In the three years from April 2011 to March 2014, Local Safeguarding Children Boards in England carried out a total of 293 Serious Case Reviews (SCRs) (1). Each one of these concerned a child or children who had died or been seriously harmed as a result of abuse or neglect. In a review of these SCRs, we found that in 54% of cases, there was documented evidence of domestic violence in the parents’ relationship. This included 70 children who had died within a context of domestic violence in the family.

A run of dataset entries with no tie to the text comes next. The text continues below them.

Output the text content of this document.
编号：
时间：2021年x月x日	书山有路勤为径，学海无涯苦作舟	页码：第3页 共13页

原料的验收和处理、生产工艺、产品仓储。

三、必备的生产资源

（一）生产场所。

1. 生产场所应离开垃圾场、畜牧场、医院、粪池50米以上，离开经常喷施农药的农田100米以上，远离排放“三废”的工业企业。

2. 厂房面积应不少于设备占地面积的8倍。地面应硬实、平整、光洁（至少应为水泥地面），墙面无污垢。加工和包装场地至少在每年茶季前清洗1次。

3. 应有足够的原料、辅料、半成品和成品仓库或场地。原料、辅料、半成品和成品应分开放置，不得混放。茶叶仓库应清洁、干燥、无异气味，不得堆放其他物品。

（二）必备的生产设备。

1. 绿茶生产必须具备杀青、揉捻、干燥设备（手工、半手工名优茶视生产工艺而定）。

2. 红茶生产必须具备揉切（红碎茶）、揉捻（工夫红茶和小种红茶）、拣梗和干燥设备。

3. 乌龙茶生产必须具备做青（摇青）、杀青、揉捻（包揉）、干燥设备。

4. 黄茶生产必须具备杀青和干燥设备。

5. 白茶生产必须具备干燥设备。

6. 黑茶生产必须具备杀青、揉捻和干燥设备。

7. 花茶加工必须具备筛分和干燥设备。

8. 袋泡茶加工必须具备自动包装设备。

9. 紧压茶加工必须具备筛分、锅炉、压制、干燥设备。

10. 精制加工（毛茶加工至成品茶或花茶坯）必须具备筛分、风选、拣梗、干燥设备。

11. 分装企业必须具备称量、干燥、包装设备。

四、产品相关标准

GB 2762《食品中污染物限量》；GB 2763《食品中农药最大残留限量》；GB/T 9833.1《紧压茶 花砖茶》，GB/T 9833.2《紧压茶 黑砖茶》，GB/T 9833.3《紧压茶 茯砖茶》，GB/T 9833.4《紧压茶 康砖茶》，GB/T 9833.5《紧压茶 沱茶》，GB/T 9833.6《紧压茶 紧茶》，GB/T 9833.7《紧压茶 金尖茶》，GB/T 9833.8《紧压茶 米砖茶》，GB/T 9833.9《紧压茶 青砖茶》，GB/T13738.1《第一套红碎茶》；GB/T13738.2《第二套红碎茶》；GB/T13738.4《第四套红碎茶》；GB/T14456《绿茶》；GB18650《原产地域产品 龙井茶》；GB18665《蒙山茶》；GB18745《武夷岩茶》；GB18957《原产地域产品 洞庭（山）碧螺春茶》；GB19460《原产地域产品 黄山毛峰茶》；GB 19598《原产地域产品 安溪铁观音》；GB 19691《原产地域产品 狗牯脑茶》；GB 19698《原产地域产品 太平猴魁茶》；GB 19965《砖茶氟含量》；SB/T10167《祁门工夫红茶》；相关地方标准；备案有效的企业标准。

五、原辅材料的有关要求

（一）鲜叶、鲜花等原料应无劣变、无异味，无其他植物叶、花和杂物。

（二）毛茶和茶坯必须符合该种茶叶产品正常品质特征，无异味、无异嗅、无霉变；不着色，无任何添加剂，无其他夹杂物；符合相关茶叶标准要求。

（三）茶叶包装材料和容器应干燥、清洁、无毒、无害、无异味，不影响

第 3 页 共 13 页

It is now abundantly clear from research that living with domestic abuse is always harmful to children. This was emphasised in a recent special issue of the journal Child Abuse Review (2). At its extreme, this may result in the death of a child, the risks for which may continue even after separation. However, far more children continue to live in households where domestic violence is a part of ‘normal’ family life. The myth that because the children are in a different room and so don’t witness any actual violence, they aren’t harmed by it, has been very clearly shown to be a myth. Children pick up on the stress their parents feel; they experience the fear and terror when their mother is being hit or shouted at; they suffer from the controlling, threatening behaviour, the isolation and intimidation that are imposed on their mothers (for the reality is that, in most of these cases, it is the mother who is the victim).
Over the past few years, there has been huge progress in how we as a society, and as child welfare professionals, recognise and respond to domestic violence, including a growing recognition of the impact on children of living with domestic violence. However, there is still much to do. In our research we identified the importance of police, health and social care professionals carefully considering the needs of children in a family whenever there is evidence of domestic violence; of recognising that domestic violence should not be seen solely in terms of violent incidents, but also within the context of ongoing coercive control and the impact of this on the parent and children; and that controlling behaviour may continue to pose risks to mothers and children, even following separation.
By recognising these risks, and taking action to protect women and children from domestic violence, perhaps we could prevent some of those 70 deaths and many more of the cases of serious harm and children and women living in fear.
The full research report, Pathways to harm, pathways to protection, is freely available for download from Research in Practice: http://seriouscasereviews.rip.org.uk
The special issue of Child Abuse Review is available via the BASPCAN website: http://www.baspcan.org.uk/child-abuse-review/
- Sidebotham P, Brandon M, Bailey S, Belderson P, Dodsworth J, Garstang J, et al. Pathways to harm, pathways to protection: a triennial analysis of serious case reviews 2011 to 2014. London: Department for Education; 2016.
- Humphreys C, Bradbury-Jones C. Domestic Abuse and Safeguarding Children: Focus, Response and Intervention. Child Abuse Review. 2015;24(4):231-4.